Süper Lig’in başlamasına sayılı günler kala, Trabzonspor’un yaptığı ve yapması muhtemel takviyelerle beraber kadro durumunu, tercih edebileceği oyun yapılarını ve muhtemel senaryoları inceleyelim.
Abdullah Avcı, kariyerinin en iyi dönemini Başakşehir’deki son üç yılında yaşamıştı.
2016-2017 sezonunda oyunun pek çok yönüne hitap eden turuncu-lacivertliler, bir yıl sonra yaş ortalamasının artmasının da etkisiyle başarılı bir set takımına dönüşmüştü. Birlikteliğin son sezonunda Başakşehir, rakiplerini geçiş hücumlarıyla tehdit etmekte zorlanıyor ancak yine güçlü bir set oyunu oynuyordu.
Geçen yıl Trabzonspor’da da benzer bir duruma şahit olduk. Bordo-mavili ekip, Avcı göreve geldikten sonra topu aldığında hücuma, verdiğinde de savunmaya tamamen yerleşmeyi tercih ediyordu. Bunu iyi uygulamak ve böyle bir oyun oynarken skor üretebilmek için rakip savunmayı açabilecek oyunculara ihtiyacınız oluyor. Ayrıca savunmadan çıkan ilk topu da olumlu kullanma zorunluluğunuz doğuyor.
Berat Özdemir oyunun bu yönüne hitap eden bir transferdi. Bakasetas da hem hücumda çeşitlilik sağlıyor hem de ön bölgeye çalışkanlık katıyordu. Ancak Lewis Baker başta olmak üzere orta sahanın tamamlayıcı parçalarından istikrarlı katkı gelmiyordu.
Bu yılın flaş transferlerinden Marek Hamsik, tam da bu eksiğe hitap eden bir profil.
Hamsik sonrası üretim gücü
Slovak yıldızın sezon boyu sahip olacağı fiziki kapasite, takımın tavanını belirlemek için en kritik unsur olabilir.
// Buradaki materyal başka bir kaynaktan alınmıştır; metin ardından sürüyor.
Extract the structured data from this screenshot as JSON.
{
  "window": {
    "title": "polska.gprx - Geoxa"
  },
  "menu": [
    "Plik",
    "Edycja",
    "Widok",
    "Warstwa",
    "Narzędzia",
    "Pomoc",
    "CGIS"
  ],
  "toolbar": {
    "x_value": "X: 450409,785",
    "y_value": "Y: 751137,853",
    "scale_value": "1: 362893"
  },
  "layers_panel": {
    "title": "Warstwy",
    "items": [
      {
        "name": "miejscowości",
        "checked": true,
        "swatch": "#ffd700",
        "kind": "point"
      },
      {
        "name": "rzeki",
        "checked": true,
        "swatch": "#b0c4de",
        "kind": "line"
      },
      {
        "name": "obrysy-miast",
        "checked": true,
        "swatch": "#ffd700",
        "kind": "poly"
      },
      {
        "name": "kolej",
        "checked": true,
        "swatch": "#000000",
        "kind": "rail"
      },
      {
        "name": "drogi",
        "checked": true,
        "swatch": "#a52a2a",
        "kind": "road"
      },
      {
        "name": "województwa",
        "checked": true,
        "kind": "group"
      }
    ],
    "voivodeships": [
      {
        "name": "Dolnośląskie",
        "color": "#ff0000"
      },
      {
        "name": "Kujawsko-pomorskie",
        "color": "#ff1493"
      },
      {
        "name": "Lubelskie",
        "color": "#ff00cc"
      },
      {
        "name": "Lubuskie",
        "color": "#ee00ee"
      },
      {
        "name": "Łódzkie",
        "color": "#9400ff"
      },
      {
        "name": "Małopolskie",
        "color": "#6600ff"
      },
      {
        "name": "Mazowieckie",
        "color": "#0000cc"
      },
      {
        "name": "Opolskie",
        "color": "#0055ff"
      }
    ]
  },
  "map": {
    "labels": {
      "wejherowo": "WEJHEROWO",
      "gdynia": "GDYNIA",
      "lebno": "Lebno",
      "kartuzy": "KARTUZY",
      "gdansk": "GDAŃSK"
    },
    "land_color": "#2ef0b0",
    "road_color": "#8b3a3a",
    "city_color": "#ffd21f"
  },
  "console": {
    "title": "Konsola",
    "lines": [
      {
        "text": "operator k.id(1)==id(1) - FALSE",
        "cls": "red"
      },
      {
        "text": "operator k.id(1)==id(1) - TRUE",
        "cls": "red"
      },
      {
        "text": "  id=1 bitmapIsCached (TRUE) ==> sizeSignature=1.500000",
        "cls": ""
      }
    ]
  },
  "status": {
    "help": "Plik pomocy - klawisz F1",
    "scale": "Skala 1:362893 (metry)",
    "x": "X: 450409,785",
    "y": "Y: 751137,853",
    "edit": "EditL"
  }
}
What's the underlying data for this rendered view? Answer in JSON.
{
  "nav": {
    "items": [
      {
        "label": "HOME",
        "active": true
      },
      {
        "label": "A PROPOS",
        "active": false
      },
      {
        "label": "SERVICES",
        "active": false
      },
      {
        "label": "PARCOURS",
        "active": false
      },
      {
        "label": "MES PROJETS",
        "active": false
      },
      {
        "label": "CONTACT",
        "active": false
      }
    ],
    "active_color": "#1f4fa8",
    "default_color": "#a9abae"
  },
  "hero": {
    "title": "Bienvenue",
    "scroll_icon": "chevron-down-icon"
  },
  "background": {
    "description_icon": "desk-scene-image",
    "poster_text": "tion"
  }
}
Sağlıklı, dinamik ve oyunun büyük bölümünü enerjik geçirebilecek bir Hamsik, Trabzonspor’un satır aralarında bahsi geçen set oyununu çok güçlendirecek.
Bordo-mavili ekipte gün itibarıyla rakip savunmayı açabilecek çok fazla opsiyon bulunuyor. Hamsik ve Bakasetas doğrudan buna hitap ediyorlar. Her ikisi de oyun görüşü ve geniş menzilli pas seçeneklerinin yanında şut tehdidine sahip. Nwakaeme zaten ligin en kreatif oyuncularından biri.
Bu bölgeye şimdi Gervinho da eklendi. Belki doğrudan eşleştirme yapılamayabilir ancak Gervinho da Visca gibi ayağıyla paralel kanatta oynamasına rağmen kalenin yolunu bulabilen bir isim.
Djaniny, klasik tipte bir ‘santrfor’ oyuncusu değil. Uzun süre forvet arayan ve nihayetinde Cornelius ile anlaşan Trabzonspor’un bu bölgede oynayacak oyuncusundan beklentisi Djaniny’nin verebileceklerinden farklı olabilir. Bununla beraber Djaniny’nin kendi tiplemesinde verimli bir isim olduğu aşikar. Stoperleri gezdirebilen, top dağıtıcılığı yapabilen, Gervinho ve Bakasetas gibi oyuncular için alan açabilen yıldız oyuncu takımda kaldığı takdirde etkili rol oynayacaktır. Cornelius transferi sonrası Djaniny’nin kalıp kalmayacağı çeşitlilik açısından önemli olacak.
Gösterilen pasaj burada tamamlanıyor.